GIARDINI NAXOS

 

Giardini Naxos is a well-famous seaside resort on the landward side of the lungomare, a long road running alongside the shore from Capo Schiṣ north-west to Taormina. For a long time, the “garden town” merely served as a sheltered anchorage for nearby Taormina. The epithet originates from the cotton and sugar-cane plantations which, through the centuries, were replaced by citrus orchards. This for a longtime provided the best source of income until, in the 1950s, the place developed into an important holiday resort, thanks partly to the attraction of nearby Taormina, which provides a splendid backdrop.

 

EXCAVATIONS

 

Access to the site is from Via Stracina, the continuation of Via Naxos, or, during opening hours, via the museum in Via Schiṣ.
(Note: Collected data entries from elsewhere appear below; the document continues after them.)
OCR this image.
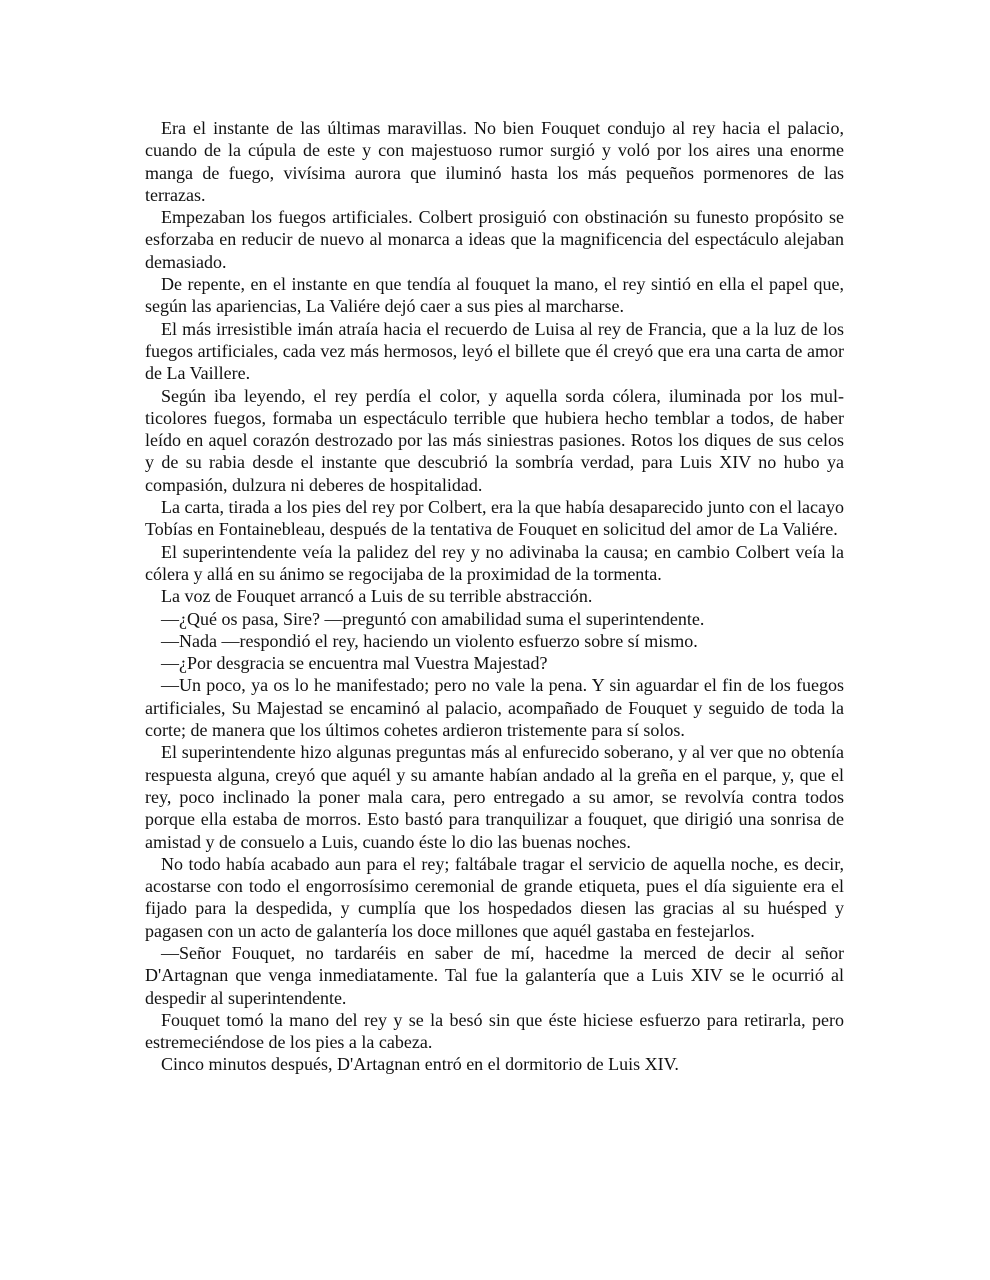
Era el instante de las últimas maravillas. No bien Fouquet condujo al rey hacia el palacio, cuando de la cúpula de este y con majestuoso rumor surgió y voló por los aires una enorme manga de fuego, vivísima aurora que iluminó hasta los más pequeños pormenores de las terrazas.

Empezaban los fuegos artificiales. Colbert prosiguió con obstinación su funesto propósito se esforzaba en reducir de nuevo al monarca a ideas que la magnificencia del espectáculo alejaban demasiado.

De repente, en el instante en que tendía al fouquet la mano, el rey sintió en ella el papel que, según las apariencias, La Valiére dejó caer a sus pies al marcharse.

El más irresistible imán atraía hacia el recuerdo de Luisa al rey de Francia, que a la luz de los fuegos artificiales, cada vez más hermosos, leyó el billete que él creyó que era una carta de amor de La Vaillere.

Según iba leyendo, el rey perdía el color, y aquella sorda cólera, iluminada por los multicolores fuegos, formaba un espectáculo terrible que hubiera hecho temblar a todos, de haber leído en aquel corazón destrozado por las más siniestras pasiones. Rotos los diques de sus celos y de su rabia desde el instante que descubrió la sombría verdad, para Luis XIV no hubo ya compasión, dulzura ni deberes de hospitalidad.

La carta, tirada a los pies del rey por Colbert, era la que había desaparecido junto con el lacayo Tobías en Fontainebleau, después de la tentativa de Fouquet en solicitud del amor de La Valiére.

El superintendente veía la palidez del rey y no adivinaba la causa; en cambio Colbert veía la cólera y allá en su ánimo se regocijaba de la proximidad de la tormenta.

La voz de Fouquet arrancó a Luis de su terrible abstracción.

—¿Qué os pasa, Sire? —preguntó con amabilidad suma el superintendente.

—Nada —respondió el rey, haciendo un violento esfuerzo sobre sí mismo.

—¿Por desgracia se encuentra mal Vuestra Majestad?

—Un poco, ya os lo he manifestado; pero no vale la pena. Y sin aguardar el fin de los fuegos artificiales, Su Majestad se encaminó al palacio, acompañado de Fouquet y seguido de toda la corte; de manera que los últimos cohetes ardieron tristemente para sí solos.

El superintendente hizo algunas preguntas más al enfurecido soberano, y al ver que no obtenía respuesta alguna, creyó que aquél y su amante habían andado al la greña en el parque, y, que el rey, poco inclinado la poner mala cara, pero entregado a su amor, se revolvía contra todos porque ella estaba de morros. Esto bastó para tranquilizar a fouquet, que dirigió una sonrisa de amistad y de consuelo a Luis, cuando éste lo dio las buenas noches.

No todo había acabado aun para el rey; faltábale tragar el servicio de aquella noche, es decir, acostarse con todo el engorrosísimo ceremonial de grande etiqueta, pues el día siguiente era el fijado para la despedida, y cumplía que los hospedados diesen las gracias al su huésped y pagasen con un acto de galantería los doce millones que aquél gastaba en festejarlos.

—Señor Fouquet, no tardaréis en saber de mí, hacedme la merced de decir al señor D'Artagnan que venga inmediatamente. Tal fue la galantería que a Luis XIV se le ocurrió al despedir al superintendente.

Fouquet tomó la mano del rey y se la besó sin que éste hiciese esfuerzo para retirarla, pero estremeciéndose de los pies a la cabeza.

Cinco minutos después, D'Artagnan entró en el dormitorio de Luis XIV.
The Archaic settlement, dating from the 7th-6th century BC, was replaced in the 4th century by a new urban scheme that was laid out on a rigidly geometrical grid pattern, possibly as a result of a reconstruction prompted by Hieron of Syracuse. The new city followed the same boundaries as the earlier; all but the old city walls and the temenos (or sacred precinct) were removed and replaced by a regular orthogonal street plan, as advocated by the 5th century BC architect urban planner Hippodamus of Miletus, with three plateiai (principal avenues – decumani in Latin: A, B, C, oriented on an east-west axis) intersected at right angles by an indeterminate number of stenopoi (minor roads or cardini). From Via Stracina, the road skirts the outer walls of the ancient city which, pierced by four gateways, are built with polygonal blocks of lava stone. These incorporate the older walls of the temenos (late 7th- early 6th centuries BC) which enclose what now are the ruins of a large temple. Heaps of stones, many of which from sacred altars, are scattered all across the site. Nearby sit two kilns: the larger rectangular chamber would have been used for firing architectural elements in terracotta, while the smaller round one served in the production of vases and votive objects.

Skirt around the kilns and leave the sacred precinct by its northern entrance (or propylaeum – traces of which are still visible) to emerge onto plateia B. Follow this broad avenue some distance while surveying the way in which the separate units or blocks are disposed into the greater 5th century BC urban scheme; the crossroads are marked with identical quadrangular stones, which, possibly, once served as bases to altars. At stenopos 6, turn left towards the museum; on the left, level with stenopos 11, are the remains of a small temple from the 7th century BC.

 

Museo Archeologico – Via Schiṣ. Situated along a Bourbon fortification, the museum houses the relics from the excavations at the area. On the ground floor is pottery which testifies to the existence of settlements from Neolithic to the Bronze Age. A fragment of a bowl inscribed with Stentinello-style decoration (4th-3rd millennium BC) and other ceramics bearing Cassibile designs (1st millennium BC) are particularly interesting. A fabulous range of broken cymae (decorative roof ornaments) painted with animated elements in different colours and drip-mouldings for channelling rain water, possibly from Temple B (early 6th century BC), are displayed on the ground and first floors. Also on the upper level are arranged various examples of votive objects for hanging on the wall in the shape of a female breast or face, antefixes (decorative end-pieces) with silenus masks – testifying to the cult of Dionysus, and a fine altar reconstituted in 1990 (with one fragment retrieved from Heidelberg). Among the other exhibits to look out for are the lovely figurine of a veiled goddess (probably Hera) dated as 5th century BC and a collection of objects from a surgeon’s tomb including small ointment jars, a strigil, a specillum – used by doctors to examine wounds, and a beautiful glass dish probably imported from Egypt or Mesopotamia. There is also a fine 4th century BC Thracian bronze helmet and a miniature bust of Athena (5th-6th century AD) used as a weight for scales. Inside the keep are displayed various objects found at sea; anchor shafts, amphorae and grindstones.

 

HISTORICAL NOTES

 

Naxos was founded around 734 BC by Chalcidian colonizers led by Theocles, at Capo Schiṣ, a promontory formed originally as a consequence of a great lava flow. It is the oldest Greek colony in Sicily or so it is commonly claimed. It derives its name from the Cycladic island where, according to legend, Dionysus met and then married Ariadne, after she was abandoned by Theseus. In 729 BC, Theocles founded the two colonies of Catane and Leontinoi, that lie further south.

Since the 5th century BC, Naxos was a major objective for aspiring empire-builders, notably Hippocrates of Gela and, later, Hieron of Syracuse who, in 476, evicted the inhabitants of Naxos and deported them to Leontinoi. Eventually, the support offered by Naxos to the Athenian expedition against Syracuse (415 BC) led to the demise of the city; in 403 BC Dionysus the Great razed it to the ground leaving the few survived exiles to found Tauromenion, what is now the enchanting Taormina.